Savoring my salmon, I realized that I was seated next to a rare breed of politician -- a humble, heartfelt, down-to-earth guy happy to reminisce about his childhood on the Lower East Side. Pausing over the pan-fried potatoes, he described something huge that's blatantly missing today: the personal relationship. As a boy on the basketball court, Adolfo had been on a first-name basis with the local cops, who tipped him off when his parents were coming home, caring enough to suggest he start his homework. Bring back the personal. Get cops and firefighters playing hoops, and yes -- talking to the kids, and listening.

Yes, Adolfo Carrion was definitely listening. Our dinner guest was President Obama's first director of White House Office of Urban Affairs, a regional director of HUD, sharing his creamed spinach, breaking bread (or should I say breaking steak), treating us all as though we were the stars and he was the fan.

In between bites of succulent sirloin, the spoken word was all. Adolfo was all about us, not him. Even in our small group it seemed more like a one-on-one encounter. No publicity games, no fluffy promises. It was more about facts and philosophy; less froth, more pith. Adolfo is as passionate about citizens as he is about steak. He wants to bring civics back into the curriculum; he wants to hear from new Yorkers. His motto? MAKE IT YOUR CITY.

As for HIS city, as a kid he attended PS 34 on the Lower East Side. Raised in the Jacob Riis housing projects, he understands the desperate need for affordable apartments in this city. Adolfo's the real deal. He and his wife Linda will bike from City Island in the Bronx to Cooper Union in the East Village in one full 20-mile swoop.

Calm and charismatic, Adolfo blends the down-to-earth with the dreamer. As exuberant about asparagus as he is about education, Adolfo exudes endless energy. Even his headquarters address is 247 -- perfect for a man who runs seamlessly 24-7. So I guess it's fitting that his public school curriculum is based on STEAM - Science, Technology, Engineering, Art & Mathematics - a balance of the pragmatic and the artistic, a plan to prepare students for jobs and for life. Hoping to glide city government into High Tech gear, Carrion's Campaign for a Smart NYC now features a free MyCityPass app to bolt us from dinosaur to digital.

He's not a millionaire owner of a supermarket chain. He did not run the MTA. He has no need to flash photos of himself or ally with realtors to destroy hospitals. He's a jazz, rock, and R & B guy -- a Stevie Wonder and Allman brothers buff. He's a simple family man, father of four, proud parent, bicyclist, gourmet cook and a gardener.

Tossing homegrown herbs and peppers into his own hot sauce, he keeps the tradition of Sunday dinner alive, giving his kids a sense of responsibility and commitment. Menus, conversation, time.

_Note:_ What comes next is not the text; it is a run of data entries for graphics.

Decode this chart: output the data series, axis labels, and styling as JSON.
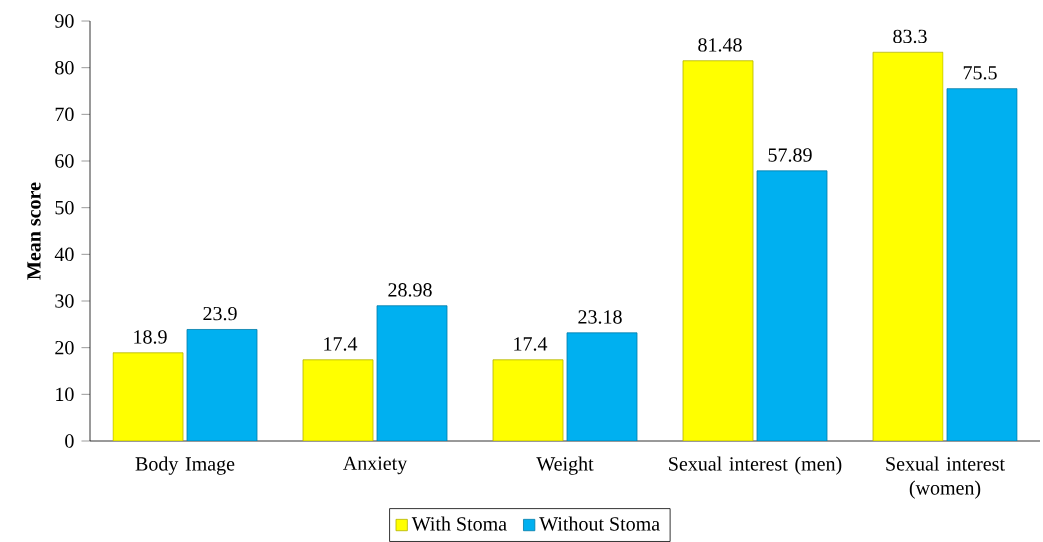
{
  "chart_data": {
    "type": "bar",
    "ylabel": "Mean score",
    "categories": [
      "Body Image",
      "Anxiety",
      "Weight",
      "Sexual interest (men)",
      "Sexual interest (women)"
    ],
    "series": [
      {
        "name": "With Stoma",
        "color": "#ffff00",
        "values": [
          18.9,
          17.4,
          17.4,
          81.48,
          83.3
        ]
      },
      {
        "name": "Without Stoma",
        "color": "#00b0f0",
        "values": [
          23.9,
          28.98,
          23.18,
          57.89,
          75.5
        ]
      }
    ],
    "ylim": [
      0,
      90
    ],
    "yticks": [
      0,
      10,
      20,
      30,
      40,
      50,
      60,
      70,
      80,
      90
    ],
    "data_labels": true,
    "legend": "bottom",
    "grid": false
  }
}
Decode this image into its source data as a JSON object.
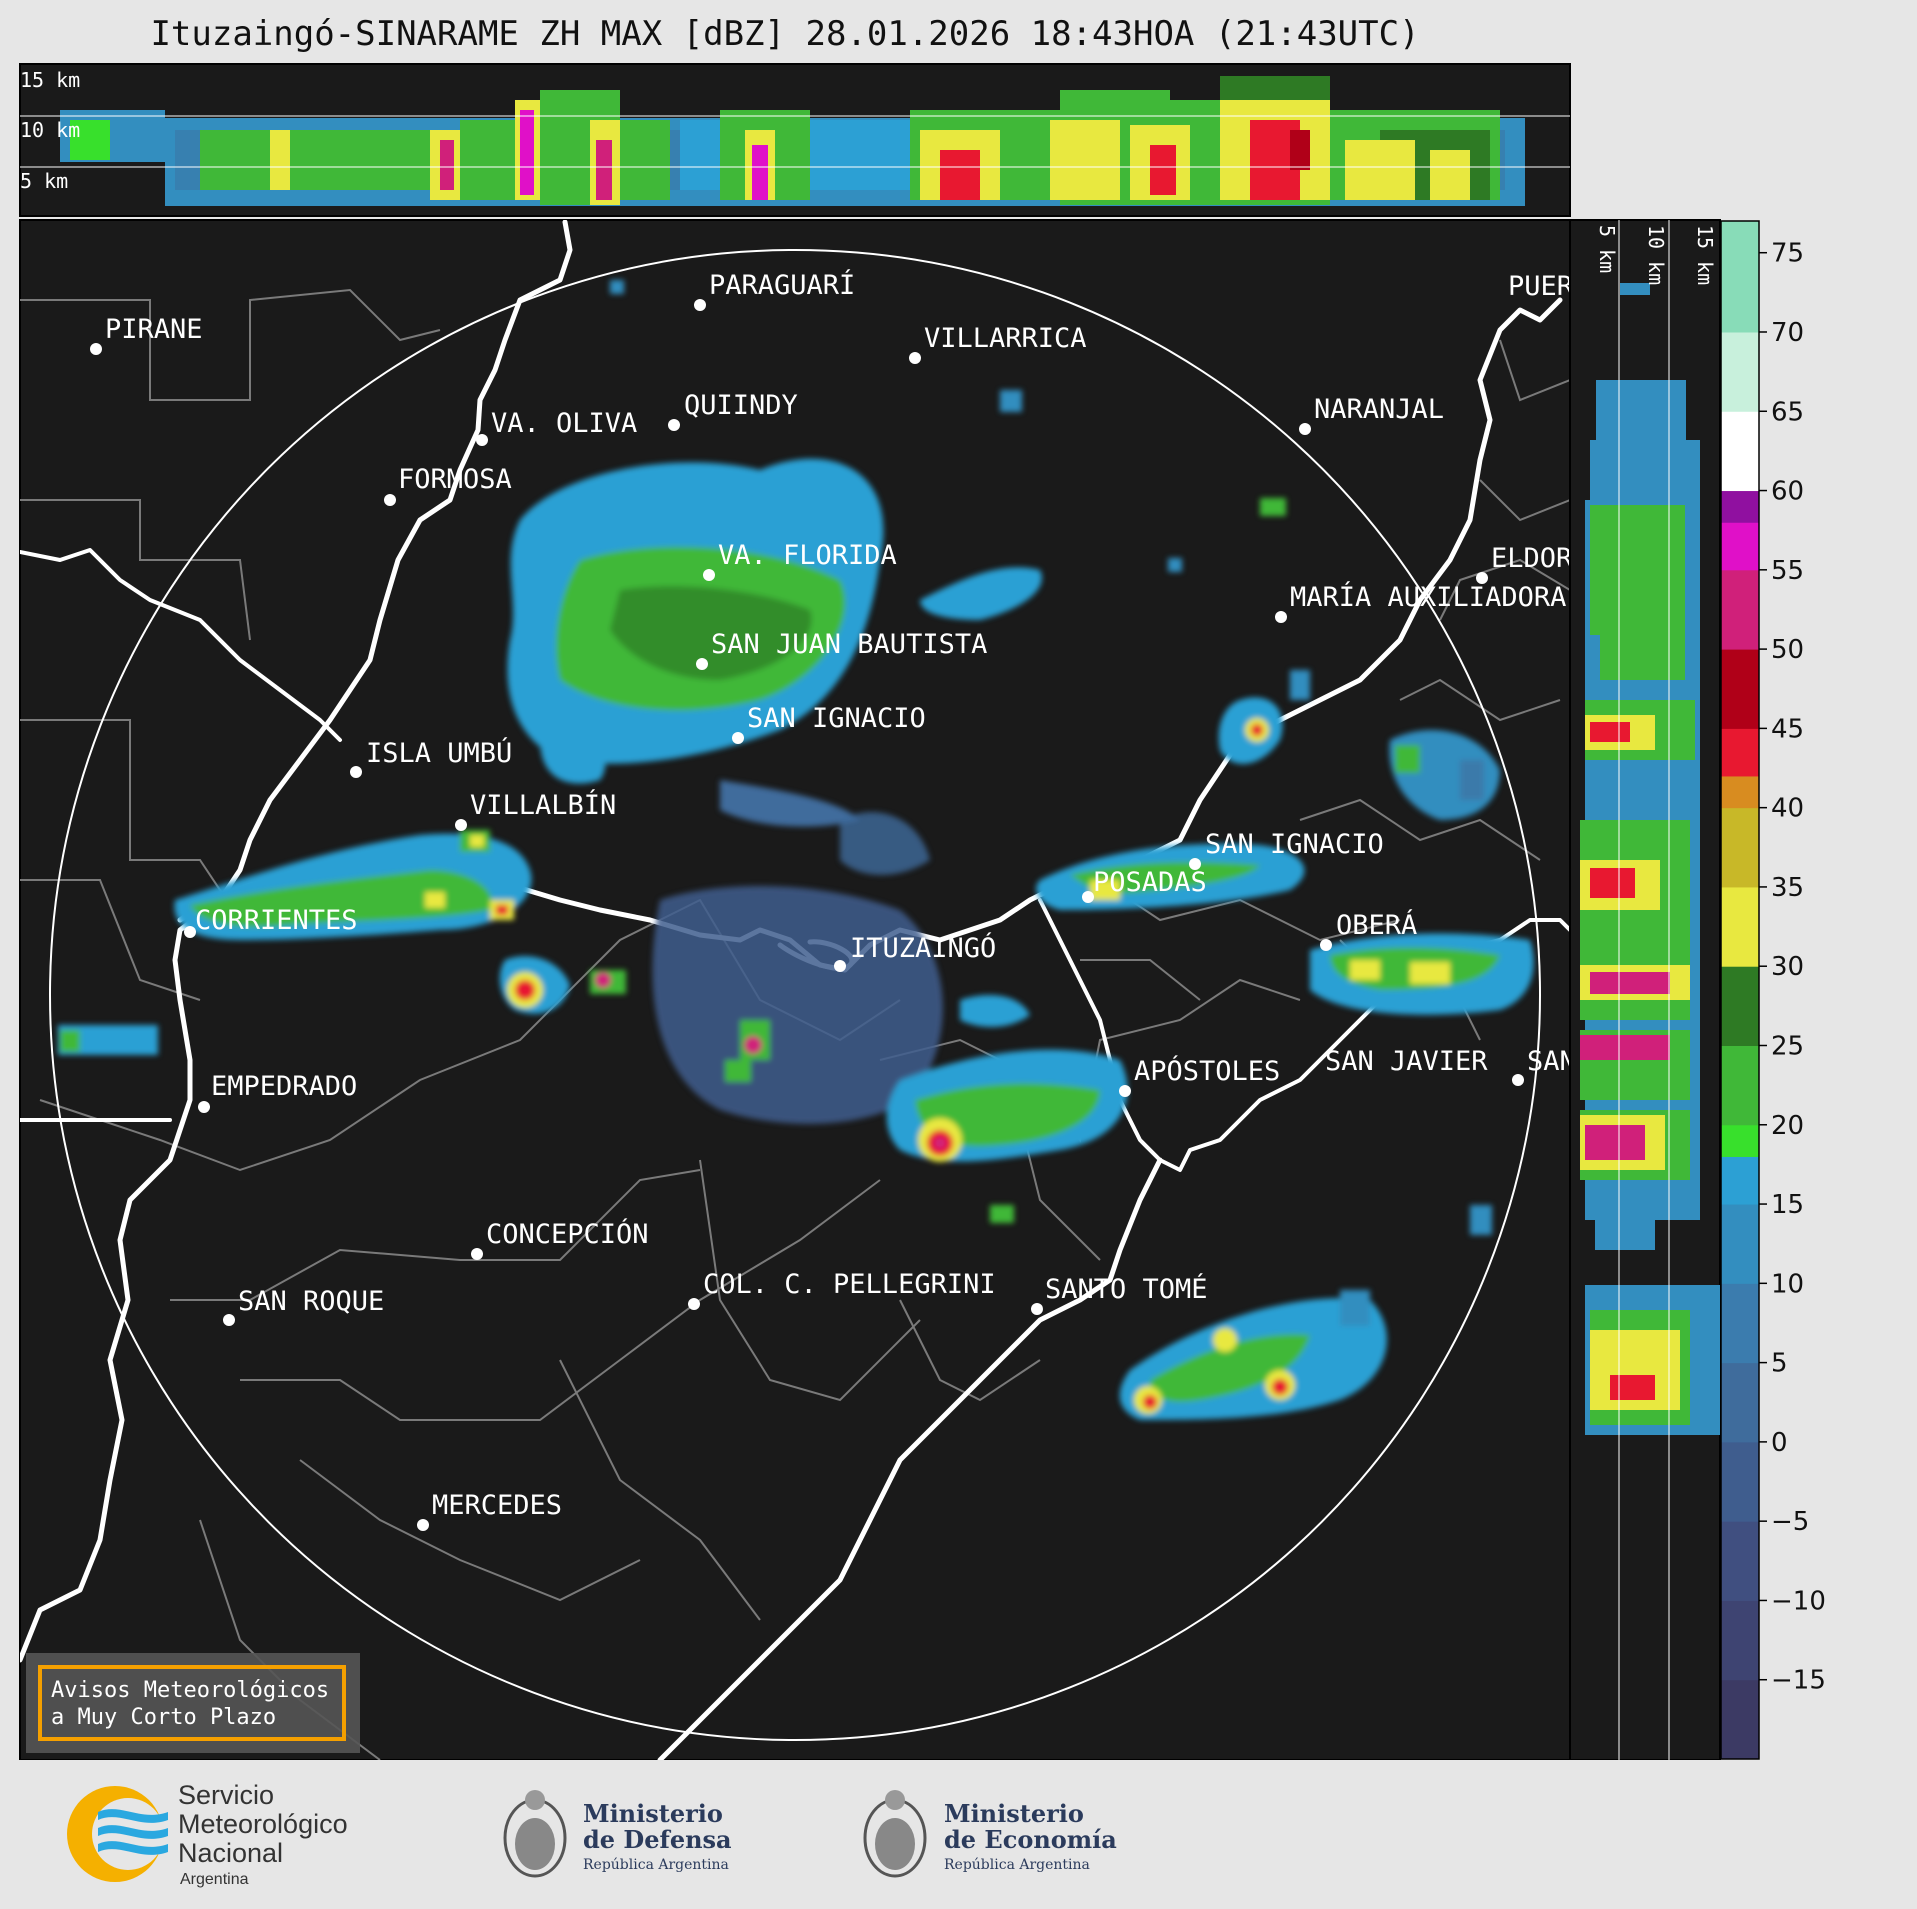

Sitting around the dinner table in downtown Manhattan's FiDi, Adolfo reminisces about his kitchen table -- always a mecca of creativity, conversation and camaraderie. Just as I once sat on a kitchen barstool in Queens watching my mom slice hard-boiled eggs for Jewish holiday chopped liver, Adolfo uses his Latino-American-Italian-Asian fusion kitchen to spread the word -- and the food -- with his own family, cooking, talking, listening. Whiffs of asopao gumbo and sofrito whirl in my head. I can still smell the chicken soup in Mom's kitchen, and I can smell the arroz con pollo in Adolfo's.

After we'd finished dinner and dialogue, I was full from this exquisite meal. But now I'm hungry for this kind of mayor -- thoughtful, concentrated, open to new ideas, here for the common man. Carry on, Carrion.

You can pick up that fork now, Adolfo.